ANN BAILEY: Braving the cold -- good for my physical and mental health
If the weather outlook is accurate -- and I hope it is -- temperatures will have warmed by the time this column is published in the Herald. According to the forecast, temperatures will climb into the 20s today. But as I write this column, it's st...
If the weather outlook is accurate -- and I hope it is -- temperatures will have warmed by the time this column is published in the Herald. According to the forecast, temperatures will climb into the 20s today. But as I write this column, it's still early last week and temperatures are 40 degrees south of that.
The thermometer outside of our kitchen window is reading 20 below, and it's not expected to get any warmer today. Frigid weather in North Dakota in January comes as no surprise, but it is, none the less, challenging. Though, I've lived on the Northern Plains all of my life, it never seems to get easier to weather the cold. My instinct is to hibernate in the house under a pile of blankets and not emerge until April. But raising children and taking care of animals doesn't allow for that, so I have to venture outside, like it or not.
Though it's hard to see the good in it when I have to climb out from under my warm covers at 5:30 a.m. to take the dogs outside, once I am outdoors, I can't help but admire the beauty of the stars which shine even brighter on crystal cold mornings or be in awe of the power of nature when the wind is roaring through the trees like a freight train.

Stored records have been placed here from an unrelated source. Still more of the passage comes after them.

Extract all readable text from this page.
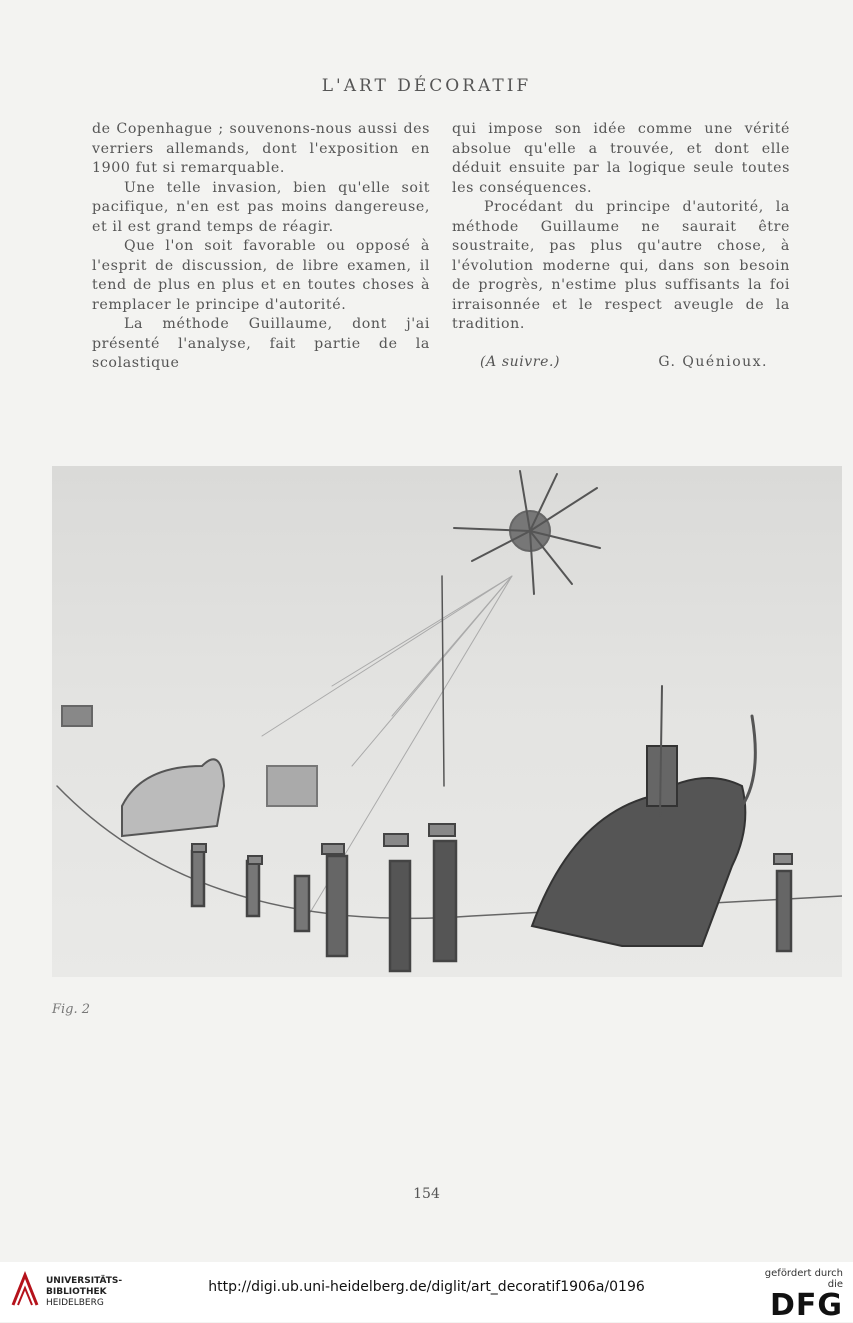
L'ART DÉCORATIF

de Copenhague ; souvenons-nous aussi des verriers allemands, dont l'exposition en 1900 fut si remarquable.

Une telle invasion, bien qu'elle soit pacifique, n'en est pas moins dangereuse, et il est grand temps de réagir.

Que l'on soit favorable ou opposé à l'esprit de discussion, de libre examen, il tend de plus en plus et en toutes choses à remplacer le principe d'autorité.

La méthode Guillaume, dont j'ai présenté l'analyse, fait partie de la scolastique

qui impose son idée comme une vérité absolue qu'elle a trouvée, et dont elle déduit ensuite par la logique seule toutes les conséquences.

Procédant du principe d'autorité, la méthode Guillaume ne saurait être soustraite, pas plus qu'autre chose, à l'évolution moderne qui, dans son besoin de progrès, n'estime plus suffisants la foi irraisonnée et le respect aveugle de la tradition.

(A suivre.)	G. Quénioux.
Fig. 2
154
UNIVERSITÄTS-
BIBLIOTHEK
HEIDELBERG
http://digi.ub.uni-heidelberg.de/diglit/art_decoratif1906a/0196
gefördert durch die
DFG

Usually, after I take out the dogs, I would have horses to feed. But this winter, I am horseless, so I head back into the house with the dogs and feed them and our three cats. Once they're fed, I shower and awaken Brendan, Ellen and Thomas, then I put on my insulated coveralls, heavy snow boots and mittens and drive to my mom's house to take care of the chickens.
When I enter the chicken coop, I usually find them still on the roost or in the nest boxes. They watch as I empty the straw from their feed pans, then run over to them when I pour in their mash. Once they are fed, I take their water pan, which is thick with ice, outside and beat the bottom until the chunks fall out.
By the time I come back inside, the chickens are gathered around the pans, singing. A few come over to me and start pecking at the snow on boots as I pour warm water into the pan, then take deep drinks when it is full. After I finish watering them, I scatter handfuls of corn and oats around the chicken house and they immediately leave their mash to start scratching and pecking at the straw.
I check for eggs before I leave, usually finding one or two in the nests. I stand holding them in my mittened hands for a couple of minutes before I leave, watching the chickens. They seem much warmer and are alternately singing, clucking, scratching and pecking, signs to me that they are contented.
I'll return to the chicken house in the afternoon to check their food and water and give them more of each, if needed. I'll also check the bird feeder at our house during the day and fill it if necessary.
I know that it's impossible for any creatures; human, animals or birds to be completely comfortable during the brutal weather of last month, but it makes me feel good to know that I am doing as much as I can for the ones in my charge.
Though it's tough to do some days, there's no doubt that braving the cold not only is good for my physical health, but also my mental health.